Re: Dataframes: PrunedFilteredScan without Spark Side Filtering

2015-09-27 Thread Michael Armbrust
We have to try and maintain binary compatibility here, so probably the
easiest thing to do here would be to add a method to the class.  Perhaps
something like:

def unhandledFilters(filters: Array[Filter]): Array[Filter] = filters

By default, this could return all filters so behavior would remain the
same, but specific implementations could override it.  There is still a
chance that this would conflict with existing methods, but hopefully that
would not be a problem in practice.

Thoughts?

Michael

On Fri, Sep 25, 2015 at 10:02 PM, Russell Spitzer  wrote:

> Hi! First time poster, long time reader.
>
> I'm wondering if there is a way to let cataylst know that it doesn't need
> to repeat a filter on the spark side after a filter has been applied by the
> Source Implementing PrunedFilterScan.
>
>
> This is for a usecase in which we except a filter on a non-existant column
> that serves as an entry point for our integration with a different system.
> While the source can correctly deal with this, the secondary filter done on
> the RDD itself wipes out the results because the column being filtered does
> not exist.
>
> In particular this is with our integration with Solr where we allow users
> to pass in a predicate based on "solr_query" ala ("where solr_query='*:*')
> there is no column "solr_query" so the rdd.filter( row.solr_query == "*:*')
> filters out all of the data since no row's will have that column.
>
> I'm thinking about a few solutions to this but they all seem a little hacky
> 1) Try to manually remove the filter step from the query plan after our
> source handles the filter
> 2) Populate the solr_query field being returned so they all automatically
> pass
>
> But I think the real solution is to add a way to create a PrunedFilterScan
> which does not reapply filters if the source doesn't want it to. IE Giving
> PrunedFilterScan the ability to trust the underlying source that the filter
> will be accurately applied. Maybe changing the api to
>
> PrunedFilterScan(requiredColumns: Array[String], filters: Array[Filter],
> reapply: Boolean = true)
>
> Where Catalyst can check the Reapply value and not add an RDD.filter if it
> is false.
>
> Thoughts?
>
> Thanks for your time,
> Russ
>


Dataframes: PrunedFilteredScan without Spark Side Filtering

2015-09-25 Thread Russell Spitzer
Hi! First time poster, long time reader.

I'm wondering if there is a way to let cataylst know that it doesn't need
to repeat a filter on the spark side after a filter has been applied by the
Source Implementing PrunedFilterScan.


This is for a usecase in which we except a filter on a non-existant column
that serves as an entry point for our integration with a different system.
While the source can correctly deal with this, the secondary filter done on
the RDD itself wipes out the results because the column being filtered does
not exist.

In particular this is with our integration with Solr where we allow users
to pass in a predicate based on "solr_query" ala ("where solr_query='*:*')
there is no column "solr_query" so the rdd.filter( row.solr_query == "*:*')
filters out all of the data since no row's will have that column.
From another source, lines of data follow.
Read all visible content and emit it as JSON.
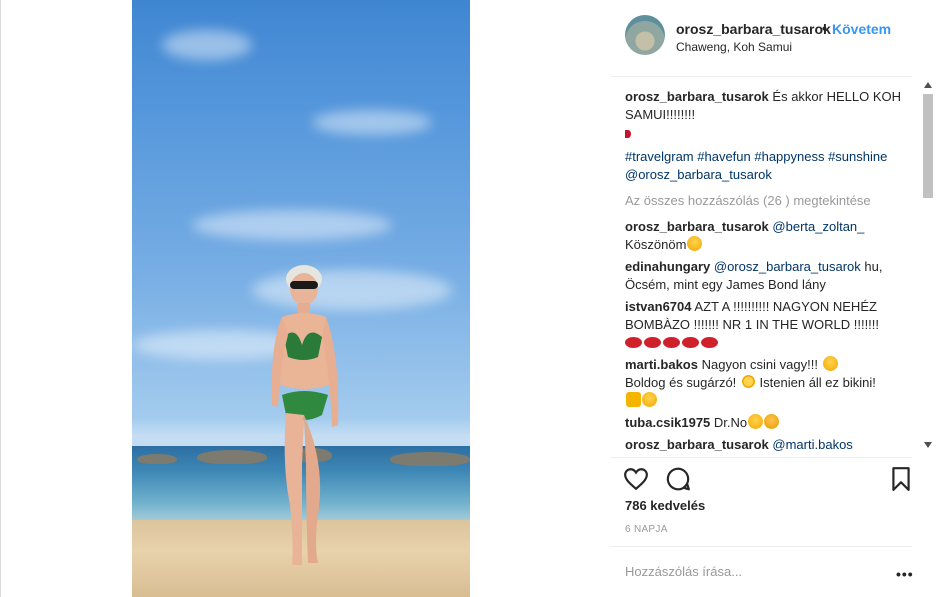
{
  "post": {
    "username": "orosz_barbara_tusarok",
    "follow_label": "Követem",
    "location": "Chaweng, Koh Samui",
    "caption_text": "És akkor HELLO KOH SAMUI!!!!!!!!",
    "hashtags": "#travelgram #havefun #happyness #sunshine @orosz_barbara_tusarok",
    "view_all_comments": "Az összes hozzászólás (26 ) megtekintése"
  },
  "comments": [
    {
      "user": "orosz_barbara_tusarok",
      "mention": "@berta_zoltan_",
      "text": "Köszönöm",
      "emojis": [
        "smile"
      ]
    },
    {
      "user": "edinahungary",
      "mention": "@orosz_barbara_tusarok",
      "text": "hu, Öcsém, mint egy James Bond lány",
      "emojis": []
    },
    {
      "user": "istvan6704",
      "mention": "",
      "text": "AZT A !!!!!!!!!! NAGYON NEHÉZ BOMBÀZO !!!!!!! NR 1 IN THE WORLD !!!!!!!",
      "emojis": [
        "lips",
        "lips",
        "lips",
        "lips",
        "lips"
      ]
    },
    {
      "user": "marti.bakos",
      "mention": "",
      "text": "Nagyon csini vagy!!!",
      "text2": "Boldog és sugárzó!",
      "text3": "Istenien áll ez bikini!",
      "emojis": [
        "heart-eyes",
        "sun",
        "thumb",
        "heart-eyes"
      ]
    },
    {
      "user": "tuba.csik1975",
      "mention": "",
      "text": "Dr.No",
      "emojis": [
        "wink",
        "kiss"
      ]
    },
    {
      "user": "orosz_barbara_tusarok",
      "mention": "@marti.bakos",
      "text": "",
      "emojis": []
    }
  ],
  "stats": {
    "likes": "786 kedvelés",
    "time_ago": "6 NAPJA"
  },
  "composer": {
    "placeholder": "Hozzászólás írása...",
    "more_label": "•••"
  },
  "icons": {
    "like": "heart-outline-icon",
    "comment": "comment-bubble-icon",
    "save": "bookmark-icon"
  },
  "colors": {
    "link_blue": "#3897f0",
    "text": "#262626",
    "muted": "#999999"
  }
}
I'm thinking about a few solutions to this but they all seem a little hacky
1) Try to manually remove the filter step from the query plan after our
source handles the filter
2) Populate the solr_query field being returned so they all automatically
pass

But I think the real solution is to add a way to create a PrunedFilterScan
which does not reapply filters if the source doesn't want it to. IE Giving
PrunedFilterScan the ability to trust the underlying source that the filter
will be accurately applied. Maybe changing the api to

PrunedFilterScan(requiredColumns: Array[String], filters: Array[Filter],
reapply: Boolean = true)

Where Catalyst can check the Reapply value and not add an RDD.filter if it
is false.

Thoughts?

Thanks for your time,
Russ